O anúncio vem em um momento de virada no xadrez geopolítico global com o futuro retorno de Donald Trump à Casa Branca com uma agenda protecionista que preocupa o setor econômico europeu. No Mercosul, ocorre em um momento de ampla polarização entre seus Estados-membros, tendo como ponto de foto a Argentina do ultraliberal Javier Milei, para quem “o acordo não é determinante.” Apesar disso, o chefe do Executivo argentino disse que o acordo terá apoio do país.

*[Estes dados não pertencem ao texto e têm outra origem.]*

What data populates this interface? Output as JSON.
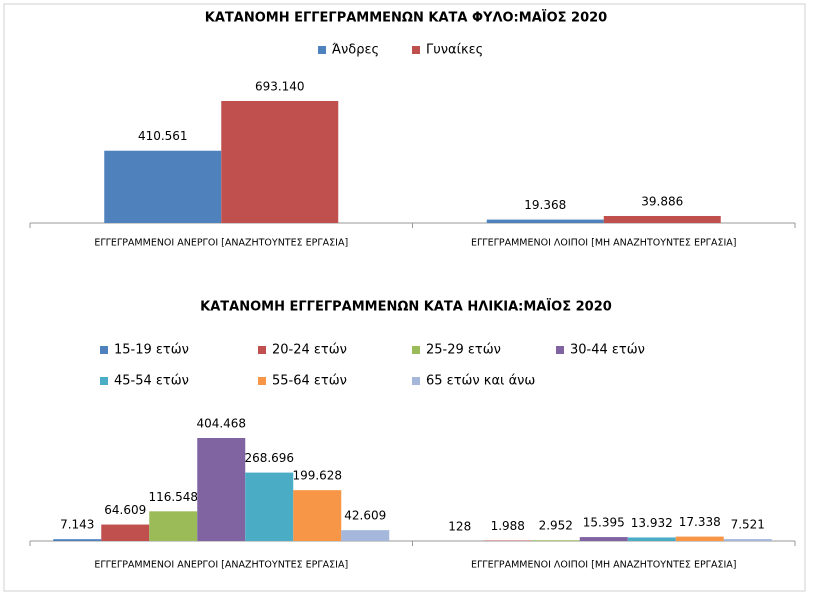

O tratado deve abarcar um mercado comum de 718 milhões de pessoas em economias que, somadas, chegam a US$ 22 trilhões. Os novos detalhes do que foi consensuado ao longo de extensas negociações ainda serão tornados públicos.
Em resumo, para o Mercosul, serão zeradas ou reduzidas tarifas de exportação para a UE de cerca de 70% a 90% dos produtos. Para o bloco europeu, o principal foco será sobre produtos agrícolas.
Para o Brasil, mostrou um estudo publicado pelo Ipea, o Instituto de Pesquisa Econômica Aplicada, este acordo com a UE traria um crescimento de 0,46% do PIB (produto interno bruto), equivalente a US$ 9,3 bilhões a preços constantes de 2023.
Do outro lado do Atlântico é a França o principal ponto opositor. A administração de Emmanuel Macron, em forte crise institucional após a queda do premiê Michel Barnier, disse nesta quinta-feira (6) que o projeto era “inaceitável como está”.
O breve comunicado foi feito pouco após Von der Leyen confirmar sua aterrissagem em Montevidéu, sinalizando o êxito das negociações.
Nesta sexta, a CNI (Confederação Nacional da Indústria) disse que a conclusão do acordo traz como potenciais benefícios a diversificação das exportações, a ampliação da base de parceiros comerciais e o fortalecimento da competitividade do Brasil em nível global.
“Negociado com foco em princípios de equilíbrio e sustentabilidade, o acordo tem potencial de impulsionar a produtividade e ampliar a integração internacional da indústria brasileira, promovendo ganhos econômicos e sociais de longo prazo”, afirmou a entidade em nota.